Glucose is the main energy source for neurons and other brain cells. “If there is a sustained decline in cerebral glucose consumption over several years, this may limit the brain’s ability to withstand neurodegenerative or cerebrovascular diseases in the future,” explained Dr Gispert, an expert in neuroimaging at the CNIC and Barcelonaβeta Research Centre.
Through a collaboration with Drs Henrik Zetterberg and Kaj Blennow, world experts in the identification of new blood biomarkers at the University of Gothenburg in Sweden, the CNIC team discovered that the individuals showing this metabolic decline already show signs of neuronal injury.
“This is a particularly important finding because neuronal death is irreversible,” said Dr Cortes Canteli, a neuroscientist at the CNIC and a Miguel Servet fellow at the Fundación Jiménez Díaz Health Research Institute.
The CNIC team also discovered that the progression of subclinical atherosclerosis in the carotid arteries over five years is linked to a metabolic decline in brain regions vulnerable to Alzheimer’s disease, in addition to the effect of cardiovascular risk factors.

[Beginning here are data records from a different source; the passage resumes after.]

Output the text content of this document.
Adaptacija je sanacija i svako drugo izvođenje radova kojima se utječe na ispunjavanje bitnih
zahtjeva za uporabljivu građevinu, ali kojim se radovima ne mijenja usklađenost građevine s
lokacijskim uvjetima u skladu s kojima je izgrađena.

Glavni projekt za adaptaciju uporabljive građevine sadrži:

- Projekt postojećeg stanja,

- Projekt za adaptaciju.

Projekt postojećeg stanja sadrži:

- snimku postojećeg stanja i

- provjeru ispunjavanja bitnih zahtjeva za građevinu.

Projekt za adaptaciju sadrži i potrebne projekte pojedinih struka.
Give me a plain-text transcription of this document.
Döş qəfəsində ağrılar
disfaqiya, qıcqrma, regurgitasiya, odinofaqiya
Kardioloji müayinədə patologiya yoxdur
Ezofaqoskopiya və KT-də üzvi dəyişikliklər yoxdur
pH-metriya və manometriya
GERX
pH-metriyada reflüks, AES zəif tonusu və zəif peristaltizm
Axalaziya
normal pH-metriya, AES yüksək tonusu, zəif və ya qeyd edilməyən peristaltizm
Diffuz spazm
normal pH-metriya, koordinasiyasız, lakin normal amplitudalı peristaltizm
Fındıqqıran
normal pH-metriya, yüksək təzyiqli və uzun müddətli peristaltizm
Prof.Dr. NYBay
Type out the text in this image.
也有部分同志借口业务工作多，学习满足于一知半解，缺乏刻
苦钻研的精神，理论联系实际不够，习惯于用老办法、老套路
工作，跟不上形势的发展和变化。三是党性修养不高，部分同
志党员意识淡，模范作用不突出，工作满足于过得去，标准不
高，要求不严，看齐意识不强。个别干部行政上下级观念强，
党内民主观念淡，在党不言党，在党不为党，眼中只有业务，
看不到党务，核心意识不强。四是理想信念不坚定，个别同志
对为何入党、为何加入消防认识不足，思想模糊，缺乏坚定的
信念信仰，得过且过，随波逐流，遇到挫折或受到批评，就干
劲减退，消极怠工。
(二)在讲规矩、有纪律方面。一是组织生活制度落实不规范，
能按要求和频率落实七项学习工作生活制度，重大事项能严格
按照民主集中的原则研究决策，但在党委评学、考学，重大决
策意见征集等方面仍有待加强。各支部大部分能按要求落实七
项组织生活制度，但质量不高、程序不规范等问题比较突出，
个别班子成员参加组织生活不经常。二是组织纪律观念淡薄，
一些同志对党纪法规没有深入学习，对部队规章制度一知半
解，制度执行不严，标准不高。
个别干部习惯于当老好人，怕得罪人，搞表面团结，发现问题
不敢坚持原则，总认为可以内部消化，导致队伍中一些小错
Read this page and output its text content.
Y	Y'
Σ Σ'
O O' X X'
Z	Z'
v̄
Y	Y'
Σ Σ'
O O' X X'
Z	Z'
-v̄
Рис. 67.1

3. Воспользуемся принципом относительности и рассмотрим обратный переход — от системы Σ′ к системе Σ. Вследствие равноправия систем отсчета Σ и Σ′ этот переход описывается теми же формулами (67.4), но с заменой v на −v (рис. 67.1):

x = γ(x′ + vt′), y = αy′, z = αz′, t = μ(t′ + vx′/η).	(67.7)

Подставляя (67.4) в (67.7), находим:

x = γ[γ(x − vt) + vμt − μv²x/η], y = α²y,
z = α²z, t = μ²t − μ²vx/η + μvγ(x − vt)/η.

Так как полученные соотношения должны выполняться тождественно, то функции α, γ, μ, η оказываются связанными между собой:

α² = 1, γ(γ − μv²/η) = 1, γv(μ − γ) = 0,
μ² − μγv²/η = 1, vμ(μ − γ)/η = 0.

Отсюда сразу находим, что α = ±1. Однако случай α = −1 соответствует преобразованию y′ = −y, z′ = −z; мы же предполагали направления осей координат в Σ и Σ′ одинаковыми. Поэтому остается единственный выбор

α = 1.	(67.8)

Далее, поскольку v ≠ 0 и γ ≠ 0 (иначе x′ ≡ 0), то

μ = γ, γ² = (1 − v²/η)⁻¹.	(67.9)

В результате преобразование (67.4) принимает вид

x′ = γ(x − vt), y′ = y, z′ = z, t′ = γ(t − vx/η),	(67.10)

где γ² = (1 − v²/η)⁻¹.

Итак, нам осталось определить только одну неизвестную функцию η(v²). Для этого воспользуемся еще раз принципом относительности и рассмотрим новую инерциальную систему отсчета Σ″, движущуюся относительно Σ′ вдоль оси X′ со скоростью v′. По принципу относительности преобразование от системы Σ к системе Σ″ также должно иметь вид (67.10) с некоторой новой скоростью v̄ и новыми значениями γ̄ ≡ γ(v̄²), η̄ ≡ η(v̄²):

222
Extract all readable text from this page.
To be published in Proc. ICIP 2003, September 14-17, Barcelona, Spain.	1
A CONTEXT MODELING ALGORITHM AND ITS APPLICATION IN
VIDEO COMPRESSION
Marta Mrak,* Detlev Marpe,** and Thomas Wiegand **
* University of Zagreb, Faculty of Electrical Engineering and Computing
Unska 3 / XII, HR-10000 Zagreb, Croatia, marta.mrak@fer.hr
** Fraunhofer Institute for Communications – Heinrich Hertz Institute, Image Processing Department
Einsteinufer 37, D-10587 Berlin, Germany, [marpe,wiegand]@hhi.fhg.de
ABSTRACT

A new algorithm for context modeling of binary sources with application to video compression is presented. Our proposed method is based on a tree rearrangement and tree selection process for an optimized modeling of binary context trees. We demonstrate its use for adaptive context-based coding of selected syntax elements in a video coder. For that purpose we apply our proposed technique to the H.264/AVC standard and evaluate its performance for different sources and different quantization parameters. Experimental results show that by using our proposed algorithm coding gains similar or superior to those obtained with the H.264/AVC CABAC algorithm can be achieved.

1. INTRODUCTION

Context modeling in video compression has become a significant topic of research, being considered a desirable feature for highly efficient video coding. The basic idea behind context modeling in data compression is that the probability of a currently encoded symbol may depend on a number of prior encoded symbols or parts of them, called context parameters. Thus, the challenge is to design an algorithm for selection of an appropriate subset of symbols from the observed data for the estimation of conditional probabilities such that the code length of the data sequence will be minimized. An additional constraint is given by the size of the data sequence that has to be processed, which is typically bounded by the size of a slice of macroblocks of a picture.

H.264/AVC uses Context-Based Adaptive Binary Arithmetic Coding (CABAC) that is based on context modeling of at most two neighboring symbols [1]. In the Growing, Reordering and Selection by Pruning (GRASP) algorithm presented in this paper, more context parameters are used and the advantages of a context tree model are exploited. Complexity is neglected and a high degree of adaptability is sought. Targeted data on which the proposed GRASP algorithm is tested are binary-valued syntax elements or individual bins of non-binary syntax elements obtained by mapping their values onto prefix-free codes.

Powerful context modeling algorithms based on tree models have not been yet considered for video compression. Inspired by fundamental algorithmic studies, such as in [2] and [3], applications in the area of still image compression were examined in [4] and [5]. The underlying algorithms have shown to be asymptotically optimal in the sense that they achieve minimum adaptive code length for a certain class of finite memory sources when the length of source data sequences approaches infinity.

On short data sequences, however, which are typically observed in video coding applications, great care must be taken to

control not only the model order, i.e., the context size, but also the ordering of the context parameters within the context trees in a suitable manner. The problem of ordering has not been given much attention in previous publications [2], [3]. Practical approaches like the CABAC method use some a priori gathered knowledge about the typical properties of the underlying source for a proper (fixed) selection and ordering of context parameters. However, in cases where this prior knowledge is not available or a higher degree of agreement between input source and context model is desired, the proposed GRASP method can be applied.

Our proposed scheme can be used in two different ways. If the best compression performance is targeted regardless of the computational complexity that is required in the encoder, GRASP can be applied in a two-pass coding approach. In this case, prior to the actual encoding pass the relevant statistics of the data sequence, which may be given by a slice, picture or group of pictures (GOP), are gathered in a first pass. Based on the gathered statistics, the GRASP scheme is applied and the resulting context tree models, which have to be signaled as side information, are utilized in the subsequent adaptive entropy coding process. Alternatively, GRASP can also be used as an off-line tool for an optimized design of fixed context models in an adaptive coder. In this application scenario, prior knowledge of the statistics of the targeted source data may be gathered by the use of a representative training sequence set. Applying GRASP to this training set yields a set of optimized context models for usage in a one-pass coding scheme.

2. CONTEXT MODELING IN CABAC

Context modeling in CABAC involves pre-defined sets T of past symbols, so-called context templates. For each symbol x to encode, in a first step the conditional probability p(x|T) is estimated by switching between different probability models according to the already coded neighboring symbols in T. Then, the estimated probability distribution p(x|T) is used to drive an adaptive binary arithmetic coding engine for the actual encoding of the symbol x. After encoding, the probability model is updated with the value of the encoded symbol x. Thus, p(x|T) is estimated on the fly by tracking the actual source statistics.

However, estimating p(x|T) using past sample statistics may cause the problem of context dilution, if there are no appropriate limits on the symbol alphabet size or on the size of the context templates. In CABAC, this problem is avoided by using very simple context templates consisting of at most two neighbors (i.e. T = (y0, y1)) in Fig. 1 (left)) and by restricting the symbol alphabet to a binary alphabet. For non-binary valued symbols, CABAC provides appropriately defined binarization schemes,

“These results provide yet another demonstration that the detection of subclinical atherosclerosis with imaging techniques provides highly relevant information,” said Dr Fuster, who is the principal investigator of the PESA study.
“The interaction between the brain and the heart is a fascinating topic, and with this study, we have seen that this relationship begins much earlier than was thought.”
The scientists conclude that in light of these results, “carotid screening has great potential to identify individuals at risk of cerebral alterations and cognitive decline in the future.”
In the published article they write, “This work could have important implications for clinical practice since it supports the implementation of primary cardiovascular prevention strategies early in life as a valuable approach for a healthy cerebral longevity.”
“Although we still don’t know what impact this decline in cerebral metabolism has on cognitive function, the detection of neuronal injury in these individuals shows that the earlier we start to control cardiovascular risk factors, the better it will be for our brain,” concluded Dr Cortes Canteli.